C’est moins cher, il ne faut pas se leurrer. L’ambiance est différente. Dans la capitale tout était bien structuré : vous preniez les musiciens pour une séance de trois heures car ils courraient de studio en studio. Sans ordinateurs ni machines électroniques, vous ne pouviez pas déborder. Chez nous, la grande différence c’est que les musiciens étaient totalement disponibles. Le studio n’était loué que pour eux, ils pouvaient jouer tant qu’ils voulaient. Les gens du show-business en profitaient aussi pour s’encanailler un peu à Toulouse (rires). Il y avait une dimension très festive, une joie de vivre phénoménale. La boîte de nuit L’Ubu, qui est restée une référence pendant trente ans, était le rendez-vous de tous les artistes lorsqu’ils venaient chez nous.
L’année 1973 a été un point de bascule avec des artistes de plus en plus connus.
Nous avions investi dans un 16 pistes et sympathisé avec Alain Krief, directeur artistique et grand ami de Mike Brant. Nous avons enregistré son premier titre, « Rien qu’une larme dans tes yeux » et le catalogue de ses amis israéliens (Noam, Shuky & Aviva) qui faisaient des cartons dans la variété. Puis Sardou est arrivé avec La Maladie d’amour et ce tube a fait la réputation du studio! Patrick Juvet est descendu pour l’album Chrysalide. Il avait un problème de procès avec sa maison de disques parisienne et était venu enregistrer en cachette avec son ingénieur du son Andy Scott. Il avait un choriste avec une voix exceptionnelle : Daniel Balavoine, encore inconnu. Ensemble ils mettaient une de ces ambiances, c’était à mourir de rire.
Vous avez également enregistré des jazzmen américains.

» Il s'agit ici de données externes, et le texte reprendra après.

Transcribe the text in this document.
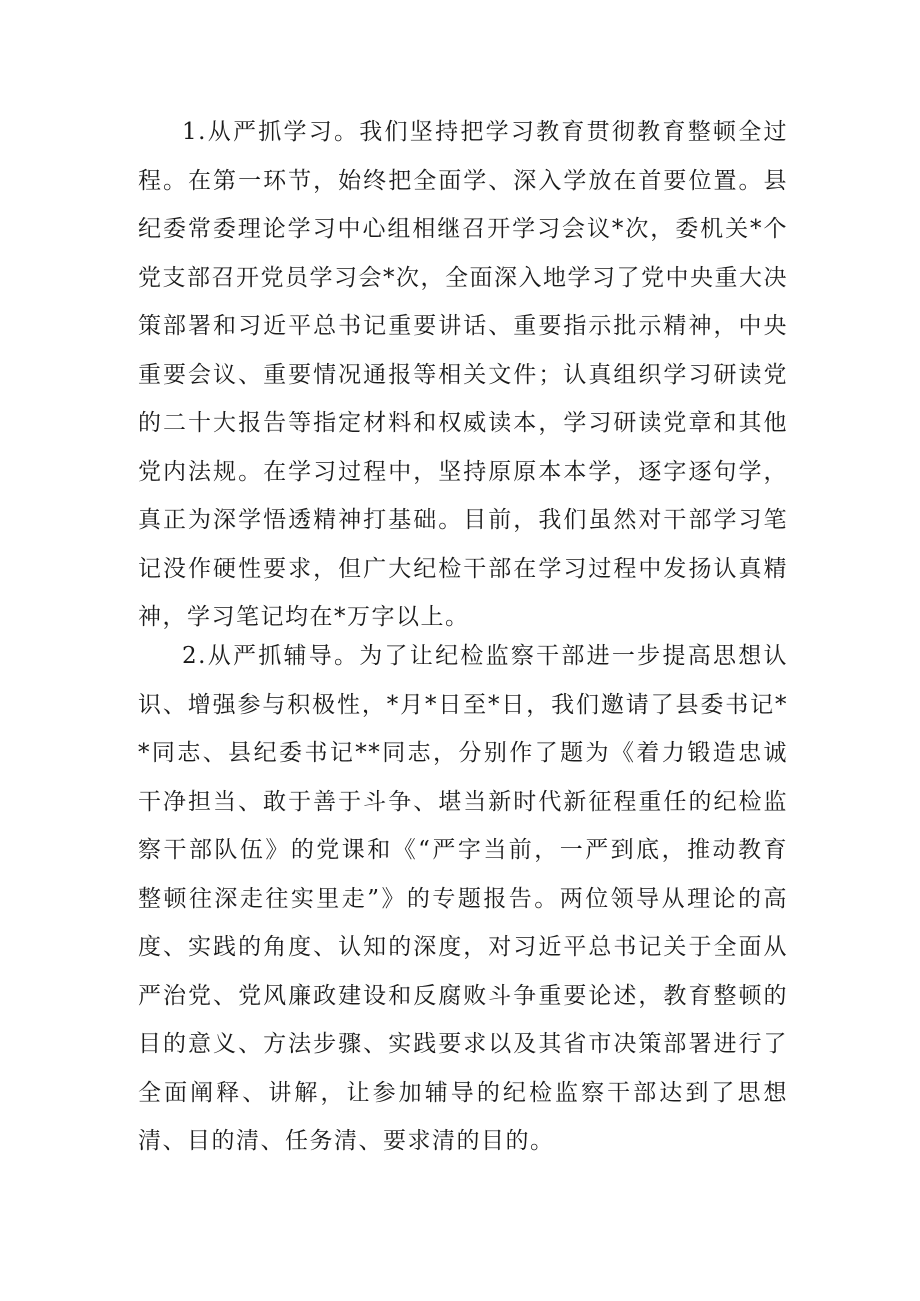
1.从严抓学习。我们坚持把学习教育贯彻教育整顿全过程。在第一环节，始终把全面学、深入学放在首要位置。县纪委常委理论学习中心组相继召开学习会议*次，委机关*个党支部召开党员学习会*次，全面深入地学习了党中央重大决策部署和习近平总书记重要讲话、重要指示批示精神，中央重要会议、重要情况通报等相关文件；认真组织学习研读党的二十大报告等指定材料和权威读本，学习研读党章和其他党内法规。在学习过程中，坚持原原本本学，逐字逐句学，真正为深学悟透精神打基础。目前，我们虽然对干部学习笔记没作硬性要求，但广大纪检干部在学习过程中发扬认真精神，学习笔记均在*万字以上。

2.从严抓辅导。为了让纪检监察干部进一步提高思想认识、增强参与积极性，*月*日至*日，我们邀请了县委书记**同志、县纪委书记**同志，分别作了题为《着力锻造忠诚干净担当、敢于善于斗争、堪当新时代新征程重任的纪检监察干部队伍》的党课和《“严字当前，一严到底，推动教育整顿往深走往实里走”》的专题报告。两位领导从理论的高度、实践的角度、认知的深度，对习近平总书记关于全面从严治党、党风廉政建设和反腐败斗争重要论述，教育整顿的目的意义、方法步骤、实践要求以及其省市决策部署进行了全面阐释、讲解，让参加辅导的纪检监察干部达到了思想清、目的清、任务清、要求清的目的。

À partir de 1972, un type des productions Black & Blue qui organisait des tournées de jazzmen de Chicago est venu faire des enregistrements chez nous. En l’espace de deux jours, ils pliaient trois ou quatre albums… On s’est retrouvés avec Mickey Baker, le premier guitariste bluesman américain à s’intéresser à la pop, à jouer avec Sylvie Vartan en Angleterre. Plus tard, dans le studio de Matabiau, on a même eu l’honneur d’enregistrer Lionel Hampton et Buddy Guy! La référence pour les rockeurs comme Clapton ou les Stones, qui l’ont invité sur scène.
La photo de la pochette de l’album Condorcet Reggae d’Antoine a été prise devant le studio.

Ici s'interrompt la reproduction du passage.